Amber, age 26, lay in the emergency room. She couldn't move her arms, her mind repeatedly blanked out for several minutes at a time, and she was extremely dizzy. Her stomach hurt so much that she hadn't had anything to eat or drink for many hours.
The doctor said, "I think you're just dehydrated."
They put an IV in her arm and hung a bag of dextrose solution - sugar water - to drip into her vein. Shortly after the bag of sugar water had emptied, a technician showed up to draw blood. He explained, "The doctor wants to see if you have diabetes."
Amber looked at him in confusion. At the moment, she was able to speak, and she said, "That's going to read high in sugar from the IV bag of dextrose I just got."
The technician replied, "It's OK. I'm drawing blood from your other arm."
Amber's mother was at her bedside. Her jaw dropped, and she protested, "The fluid that goes into that vein travels throughout the body!"
The technician shrugged and finished drawing Amber's blood.
Hours later, the doctor came in and said, "Your blood sugar level is high. I think you're diabetic." He sent her home with a glucose test meter and test strips, and told her to test her blood sugar level regularly.
Amber's primary care doctor later confirmed what Amber already knew: She is not diabetic. The problems that landed her in the emergency room had nothing to do with diabetes. She was sent home from the ER with no treatment for a potentially life-threatening brain infection that went undiagnosed.
What went wrong with her medical test? No one connected the dots. The doctor may have ordered the blood test before the IV line went in. The lab may have been backed up and so didn't get to Amber until after she had had roughly a quart of sugar water infused into her veins. Or perhaps the doctor ordered the blood test after ordering the dextrose drip while he was thinking about something else.
This busy doctor may have read the report out of context without thinking about what else was happening with Amber at the time. He might review dozens or hundreds of medical test results in one shift in the ER. He probably has a routine: quickly scan for the marks that show an abnormality. Prescribe treatment to deal with that problem. Move on to the next test result.
Research published in the journal Quality & Safety in Health Care showed that even in office visits, mistakes in medical tests are not unusual. An article in the New York Times called "Testing Mistakes at the Family Doctor," which summarizes that study, reported that the doctor sometimes orders the wrong test, the lab sometimes performs the test incorrectly, and the lab might even do the wrong test (even if the correct one was ordered). Thus, the results of the tests can be meaningless.
Amber's experience shows that even if the correct test is done, the doctor can easily draw the wrong conclusion and proceed down a path that doesn't help improve the patient's health.
One problem is that test results are often less reliable than you - and your doctor - might think they are. According to Michael Blastland and Andrew Dilnot in their book The Numbers Game, only about 8 percent of doctors in one study did the math right when asked to calculate how likely it was that a person whose test results indicated that they had a disease actually had it. The rest, they say, were "hopelessly confused."
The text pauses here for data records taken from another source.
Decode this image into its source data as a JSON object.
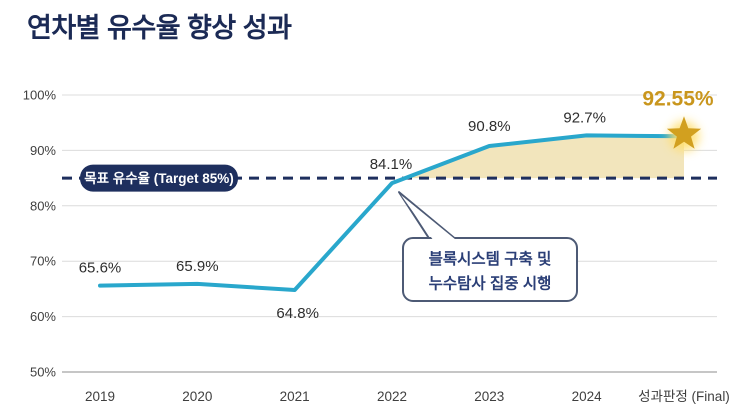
{
  "title": "연차별 유수율 향상 성과",
  "chart_data": {
    "type": "line",
    "categories": [
      "2019",
      "2020",
      "2021",
      "2022",
      "2023",
      "2024",
      "성과판정 (Final)"
    ],
    "values": [
      65.6,
      65.9,
      64.8,
      84.1,
      90.8,
      92.7,
      92.55
    ],
    "point_labels": [
      "65.6%",
      "65.9%",
      "64.8%",
      "84.1%",
      "90.8%",
      "92.7%"
    ],
    "final_point_label": "92.55%",
    "final_marker": "star",
    "ylim": [
      50,
      100
    ],
    "y_ticks": [
      100,
      90,
      80,
      70,
      60,
      50
    ],
    "y_tick_suffix": "%",
    "grid": true,
    "legend": "none",
    "target_line": {
      "value": 85,
      "style": "dashed",
      "label": "목표 유수율 (Target 85%)"
    },
    "annotation": {
      "lines": [
        "블록시스템 구축 및",
        "누수탐사 집중 시행"
      ],
      "attached_to_category": "2022"
    },
    "highlight_area": "between trend line and 85% target line, from the 85% crossing (after 2022) to the final point"
  },
  "colors": {
    "title": "#1b2a55",
    "line": "#29a7cc",
    "area": "#f2e5bc",
    "target_navy": "#1e2f5e",
    "gold_text": "#c9961d",
    "star_fill": "#d2a01f",
    "star_glow": "#ffdf70",
    "grid": "#dcdcdc",
    "axis_line": "#b3b3b3",
    "tick_text": "#3f3f3f",
    "label_text": "#2e2e2e",
    "callout_border": "#4d5a75",
    "callout_text": "#2b3f77"
  }
}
Typically, perhaps only about 1 percent of the people given a screening test for a condition like diabetes actually have the disease. That's one person out of 100. The other 99 people are fine.
Assume that the test is 90 percent accurate. These numbers mean that 10 percent of the 99 people who are fine will be told that they are sick. That's 9.9 people. (I'll round that number to 10 people.) As a result, the one person who is sick and 10 who aren't will all be told that they have the disease - when only one person out of those 11 actually does.
Most doctors in this case assume that nine out of 10 people whose tests say that they have the disease actually have it.
What can you do to help ensure that your medical tests provide useful information?
- Ask for - and write down - the name of the test and what it is for (or have a friend or family member do it for you).
- Ask what might skew the results so that they don't paint an accurate picture. For example, eating a high-fat food - say, cheesecake - shortly before having a cholesterol test will distort the results.
- Follow the pre-test instructions carefully.
- Check that all of the identifying information on the paperwork reporting the results appears as expected. For example, are your name and the name of the test correct?
- If a test shows that you have a problem, don't simply take this answer at face value. Ask how this conclusion can be confirmed.